Economia Verde - Histórico de Desenvolvimento e o paradigma de dominação



por Michael F. Schmidlehner(*) – trecho do documentário O Acre que os Mercadores da Natureza escondem

Em meados da década de 1940, Theodor W. Adorno e Max Horckheimer, após terem fugido do Holocausto alemão para a Califórnia, investigaram os processos sociais que haviam possibilitado a erupção do nacional socialismo e analisaram a busca histórica da sociedade moderna de livrar-se do poder dos mitos e construir um mundo baseado na racionalidade.

Em sua crítica do esclarecimento (Horckheimer, Adorno, 1985) eles demonstram que este projeto é sentenciado a falhar, que a ideia da libertação do homem pela racionalidade inevitavelmente recai no mito, e que uma sociedade que se entende como esclarecida não é imune ao totalitarismo.

Horckheimer e Adorno ainda analisaram o entrelaçamento antagônico, a relação dialética específica, que cada sociedade possui com a natureza. O elemento que caracteriza a relação com a natureza, tanto dos regimes fascistas, quanto das sociedades “racionais” capitalistas foi descrito por eles como paradigma de dominação da natureza.

Enquanto os dois filósofos exilados nos Estados Unidos ainda refletiam sobre as causas das recém passadas atrocidades do Nazismo, realizou-se neste mesmo país uma reunião de governantes de 44 países que reorganizaria a futura ordem econômica global e daria início a novas formas de violência no mundo. Na conferência de Bretton Woods em 1944 foram decididos a criação do Banco Mundial e do Fundo Internacional Monetário (FMI). O dólar estadunidense foi, através de um sistema de taxas fixas de câmbio entre as moedas, estabelecido internacionalmente como moeda de reserva. As medidas tomadas nesta reunião pavimentaram o caminho para a expansão do sistema capitalista em âmbito global que se daria nas décadas seguintes.

Na sua fala inaugural no ano 1949, o presidente Harry Truman enfatizou a responsabilidade dos países ricos de combater a pobreza no resto do mundo. Eles deveriam auxiliar os países que até então não faziam parte do sistema capitalista – e a partir de agora foram declarados de forma indiferenciada “pobres” – através do desenvolvimento econômico. Justificado e impulsionado por este discurso de desenvolvimento (Escobar 1995), o modelo de economia estadunidense, de consumo e de produção em massa, baseado principalmente na queima de combustíveis fósseis, chamado de Fordismo – em referência ao fabricador de automóveis Ford – reproduziu-se e se multiplicou no mundo inteiro. Iniciou-se assim um inédito ataque à natureza e às sociedades consideradas “subdesenvolvidas”.

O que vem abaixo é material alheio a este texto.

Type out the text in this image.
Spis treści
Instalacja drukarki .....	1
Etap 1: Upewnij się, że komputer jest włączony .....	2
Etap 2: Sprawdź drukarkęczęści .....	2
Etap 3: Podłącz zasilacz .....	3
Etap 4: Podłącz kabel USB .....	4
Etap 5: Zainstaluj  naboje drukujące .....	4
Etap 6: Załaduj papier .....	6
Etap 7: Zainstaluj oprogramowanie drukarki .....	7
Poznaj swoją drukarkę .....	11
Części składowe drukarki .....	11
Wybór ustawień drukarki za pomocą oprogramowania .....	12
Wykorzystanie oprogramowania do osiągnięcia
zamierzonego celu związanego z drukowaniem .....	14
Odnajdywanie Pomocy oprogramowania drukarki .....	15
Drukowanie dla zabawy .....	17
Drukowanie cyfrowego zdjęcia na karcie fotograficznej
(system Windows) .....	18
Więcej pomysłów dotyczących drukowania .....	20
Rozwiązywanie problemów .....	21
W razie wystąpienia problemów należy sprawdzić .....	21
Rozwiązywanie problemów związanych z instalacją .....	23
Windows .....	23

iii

Megaprojetos infraestruturais foram implementados para facilitar a exploração dos recursos naturais, e promovida a abertura de mercados de consumo nos países periféricos, enquanto o valor foi agregado nos países centrais. 

Sustentabilidade – reformulando o discurso 

Na década de 1970, os desastrosos impactos ambientais do desenfreado crescimento econômico não puderam mais ser ignorados. Começou a se articular a partir da sociedade no mundo inteiro o movimento ambientalista.

Este movimento inicialmente reivindicou uma mudança de paradigma, a partir do entendimento que crise ambiental vinha sendo causada pelo consumismo nos países centrais e pela sede de extrair matérias primas para suas indústrias.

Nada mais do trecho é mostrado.